1990年の夏の終り。134号線のロング・ドライブに疲れてうとうとしかけたとき、遠くでぱちんと音がした。進行方向左手に2階建ての白い洋館が現れた。渚ホテルだった。
私はそうすることがあらかじめ決められていたように車を停めた。海に向いたテラス席に座り、よく冷えたビールをグラスに1杯飲み、軽めの食事をし、海を眺め、潮風の匂いをかぎ、陽の光のただ中にしばし身を置くだけのつもりだった。
ビールを飲み、サーモンの冷製と仔牛のカツレツを食べ、きらめく海面から不機嫌そうに立つ浪子不動を眺めながら潮風の匂いをかいだ。普段なら1杯のビールごときで酩酊するはずはないが、そのときは長時間の運転と旅先で起ったガール・フレンドとの致命的な諍いと訣別によって疲れ果てていたのだと思う。たった1杯のビールは体のすみずみにまでいきわたり、私は酔った。
いずれ、秋口までの仕事はすべて片づけてあるのだし、夏のあいだはいくらでも自由な時間がとれる。第一、東京に帰ったところでガール・フレンドはすでに消滅しているのだ。私は宿泊を決め、手はじめに白ワインと生牡蠣を注文することにした。ウェイターを手招きすると彼はとても気持ちのよい笑顔を見せながらやってきた。
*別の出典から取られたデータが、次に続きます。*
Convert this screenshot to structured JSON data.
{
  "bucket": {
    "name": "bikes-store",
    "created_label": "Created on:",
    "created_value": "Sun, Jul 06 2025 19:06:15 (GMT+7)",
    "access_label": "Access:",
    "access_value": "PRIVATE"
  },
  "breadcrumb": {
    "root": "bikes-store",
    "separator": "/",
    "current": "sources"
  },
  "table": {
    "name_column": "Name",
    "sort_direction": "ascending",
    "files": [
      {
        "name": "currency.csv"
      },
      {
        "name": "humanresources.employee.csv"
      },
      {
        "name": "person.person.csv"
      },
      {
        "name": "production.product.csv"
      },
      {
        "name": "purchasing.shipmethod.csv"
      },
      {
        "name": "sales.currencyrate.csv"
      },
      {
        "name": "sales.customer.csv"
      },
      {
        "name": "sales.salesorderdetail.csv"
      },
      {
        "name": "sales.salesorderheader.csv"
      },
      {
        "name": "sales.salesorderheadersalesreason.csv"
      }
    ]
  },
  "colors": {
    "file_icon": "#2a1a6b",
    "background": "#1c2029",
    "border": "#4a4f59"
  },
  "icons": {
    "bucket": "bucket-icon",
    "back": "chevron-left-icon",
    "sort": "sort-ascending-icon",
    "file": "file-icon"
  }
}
ぴんと伸びた背筋。染みひとつない白いシャツ。趣味のいい靴は完璧に磨き上げられている。「シャブリと生牡蠣を」と私は言った。途端にウェイターの顔が曇った。そして、ぴしゃりと言った。
「1926年の創業以来、そのような酒は渚ホテルではご用意しておりません」
「それでは辛口の白を。グラスはきれいに霜のついたものを」
「かしこまりました」
遠ざかるウェイターの背中に冷ややかな軽蔑と悪意を感じて少し後悔したが、陽の光はどこまでも澄んで、ワインはシャブリほどの切れ味はないにしても良心的だった。
夏の終りとしては上々の午後だった。夏の名残りを惜しむにはうってつけのようにも思われた。
チェック・インするために建物の中に足を踏み入れたときから「ようこそ、渚ホテルへ」という声が聞こえた。声のしたほうを見ても誰もいない。「ようこそ、渚ホテルへ」という声は私の滞在中ずっと聞こえつづけた。
3日目の朝、食堂でバタ付きパンと温かいグリーンアスパラのサラダとエッグ・ベネディクトを食べていると、顔の右側に大きな痣のある女が向かいの席の男に小声で囁いているのが聞こえた。
「所詮、みんなここの囚人なのよ。自分の意思で囚われたとはいえね」
太り肉の男が答える。
「本当は元いた場所に戻る道筋を探さなけりゃならないのにな。多分、受け入れるのが運命なんだ。好きなときにチェック・アウトはできるけど、決して立ち去ることはできない」
私は心底恐ろしくなって、食事を途中でやめて自室に戻り、手早く荷物をまとめてからフロントに向かった。
「チェック・アウトを」
私はコンシェルジュに向かって吐き出すように言った。ダンヒルのフレグランスの燻したコケモモのような匂いのする年配のコンシェルジュは表情ひとつかえず、私の眼をじっと覗きこみながら答えた。